Quantum Non-Identical Mean Estimation: Efficient Algorithms and Fundamental Limits

TL;DR

This paper explores quantum algorithms for mean estimation with non-identical samples, demonstrating quadratic speed-ups under certain conditions and establishing fundamental lower bounds for the problem.

Contribution

It introduces quantum mean estimators that achieve quadratic speed-up for non-identical distributions and proves fundamental lower bounds, advancing understanding of quantum query complexity.

Findings

Quantum algorithms achieve quadratic speed-up for bounded and sub-Gaussian variables.

Fundamental lower bounds show no quadratic speed-up possible in general for non-identical samples.

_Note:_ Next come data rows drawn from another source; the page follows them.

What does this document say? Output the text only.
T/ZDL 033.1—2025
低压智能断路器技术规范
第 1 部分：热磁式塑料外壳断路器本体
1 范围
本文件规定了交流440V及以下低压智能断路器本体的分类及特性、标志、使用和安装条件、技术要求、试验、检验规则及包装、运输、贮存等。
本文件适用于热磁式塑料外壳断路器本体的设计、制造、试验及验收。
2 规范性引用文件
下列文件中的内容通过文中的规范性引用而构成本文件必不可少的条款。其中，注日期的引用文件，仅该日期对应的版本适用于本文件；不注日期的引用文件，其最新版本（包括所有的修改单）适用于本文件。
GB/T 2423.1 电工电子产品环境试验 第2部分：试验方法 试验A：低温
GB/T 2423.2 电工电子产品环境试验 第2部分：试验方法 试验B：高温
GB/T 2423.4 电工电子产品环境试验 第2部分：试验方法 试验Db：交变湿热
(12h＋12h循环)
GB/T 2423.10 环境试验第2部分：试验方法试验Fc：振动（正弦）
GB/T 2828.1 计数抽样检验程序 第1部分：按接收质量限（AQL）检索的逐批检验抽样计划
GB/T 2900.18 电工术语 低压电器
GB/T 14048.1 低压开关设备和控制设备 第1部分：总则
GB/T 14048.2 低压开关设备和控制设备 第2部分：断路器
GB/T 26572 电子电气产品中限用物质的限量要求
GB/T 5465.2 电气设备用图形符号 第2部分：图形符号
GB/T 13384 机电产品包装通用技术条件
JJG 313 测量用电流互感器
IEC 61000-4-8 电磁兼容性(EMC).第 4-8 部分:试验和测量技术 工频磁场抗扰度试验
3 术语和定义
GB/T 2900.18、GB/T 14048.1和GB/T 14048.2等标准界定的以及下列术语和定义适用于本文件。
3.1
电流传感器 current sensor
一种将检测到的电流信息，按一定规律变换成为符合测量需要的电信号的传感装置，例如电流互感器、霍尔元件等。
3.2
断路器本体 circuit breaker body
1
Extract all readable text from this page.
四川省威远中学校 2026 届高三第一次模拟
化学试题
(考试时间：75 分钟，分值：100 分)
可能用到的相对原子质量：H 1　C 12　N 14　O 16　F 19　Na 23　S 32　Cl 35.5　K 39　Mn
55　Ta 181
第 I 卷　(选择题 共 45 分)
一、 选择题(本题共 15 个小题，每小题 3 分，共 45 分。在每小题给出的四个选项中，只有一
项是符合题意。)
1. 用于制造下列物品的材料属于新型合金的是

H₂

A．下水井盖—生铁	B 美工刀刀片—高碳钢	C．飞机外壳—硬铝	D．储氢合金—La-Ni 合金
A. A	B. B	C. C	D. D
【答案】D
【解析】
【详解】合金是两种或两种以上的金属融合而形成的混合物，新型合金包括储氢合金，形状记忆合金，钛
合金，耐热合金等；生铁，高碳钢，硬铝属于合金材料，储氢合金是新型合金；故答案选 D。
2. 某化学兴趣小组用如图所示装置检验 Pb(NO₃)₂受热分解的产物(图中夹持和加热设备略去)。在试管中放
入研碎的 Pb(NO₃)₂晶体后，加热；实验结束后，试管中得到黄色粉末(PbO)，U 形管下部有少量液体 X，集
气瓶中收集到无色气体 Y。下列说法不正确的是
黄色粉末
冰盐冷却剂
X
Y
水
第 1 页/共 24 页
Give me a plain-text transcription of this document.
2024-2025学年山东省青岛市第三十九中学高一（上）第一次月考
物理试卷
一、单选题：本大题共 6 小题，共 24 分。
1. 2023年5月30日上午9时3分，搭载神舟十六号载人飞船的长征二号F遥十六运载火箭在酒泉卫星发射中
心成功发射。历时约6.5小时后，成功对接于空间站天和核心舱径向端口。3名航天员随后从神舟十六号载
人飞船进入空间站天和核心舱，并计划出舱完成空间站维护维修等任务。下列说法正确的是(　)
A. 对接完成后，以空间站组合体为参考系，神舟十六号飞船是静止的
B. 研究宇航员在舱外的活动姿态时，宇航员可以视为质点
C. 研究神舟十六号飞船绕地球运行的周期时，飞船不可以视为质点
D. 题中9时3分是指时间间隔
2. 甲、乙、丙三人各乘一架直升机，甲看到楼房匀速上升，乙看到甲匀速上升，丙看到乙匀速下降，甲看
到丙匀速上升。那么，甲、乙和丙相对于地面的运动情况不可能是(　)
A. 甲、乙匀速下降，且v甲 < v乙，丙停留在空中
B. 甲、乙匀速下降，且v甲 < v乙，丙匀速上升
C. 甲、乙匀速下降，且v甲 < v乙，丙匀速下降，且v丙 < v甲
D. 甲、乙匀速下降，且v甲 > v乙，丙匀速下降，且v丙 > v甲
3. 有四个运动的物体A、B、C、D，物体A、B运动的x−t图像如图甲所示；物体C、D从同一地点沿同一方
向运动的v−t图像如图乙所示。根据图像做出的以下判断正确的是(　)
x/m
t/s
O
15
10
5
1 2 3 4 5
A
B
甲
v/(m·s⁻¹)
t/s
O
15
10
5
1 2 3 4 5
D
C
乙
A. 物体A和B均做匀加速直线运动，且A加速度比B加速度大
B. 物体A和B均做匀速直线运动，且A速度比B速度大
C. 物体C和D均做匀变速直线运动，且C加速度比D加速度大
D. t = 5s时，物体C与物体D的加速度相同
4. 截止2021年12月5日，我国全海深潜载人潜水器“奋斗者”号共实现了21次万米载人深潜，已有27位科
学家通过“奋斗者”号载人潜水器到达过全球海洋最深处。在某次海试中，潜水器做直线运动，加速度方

Techniques include reduction to Bernoulli variables and adversarial oracle simulation.

Abstract

We systematically investigate quantum algorithms and lower bounds for mean estimation given query access to non-identically distributed samples. On the one hand, we give quantum mean estimators with quadratic quantum speed-up given samples from different bounded or sub-Gaussian random variables. On the other hand, we prove that, in general, it is impossible for any quantum algorithm to achieve quadratic speed-up over the number of classical samples needed to estimate the mean $\mu$, where the samples come from different random variables with mean close to $\mu$. Technically, our quantum algorithms reduce bounded and sub-Gaussian random variables to the Bernoulli case, and use an uncomputation trick to overcome the challenge that direct amplitude estimation does not work with non-identical query access. Our quantum query lower bounds are established by simulating non-identical oracles by parallel oracles, and also by an adversarial method with non-identical oracles. Both results pave the way for proving quantum query lower bounds with non-identical oracles in general, which may be of independent interest.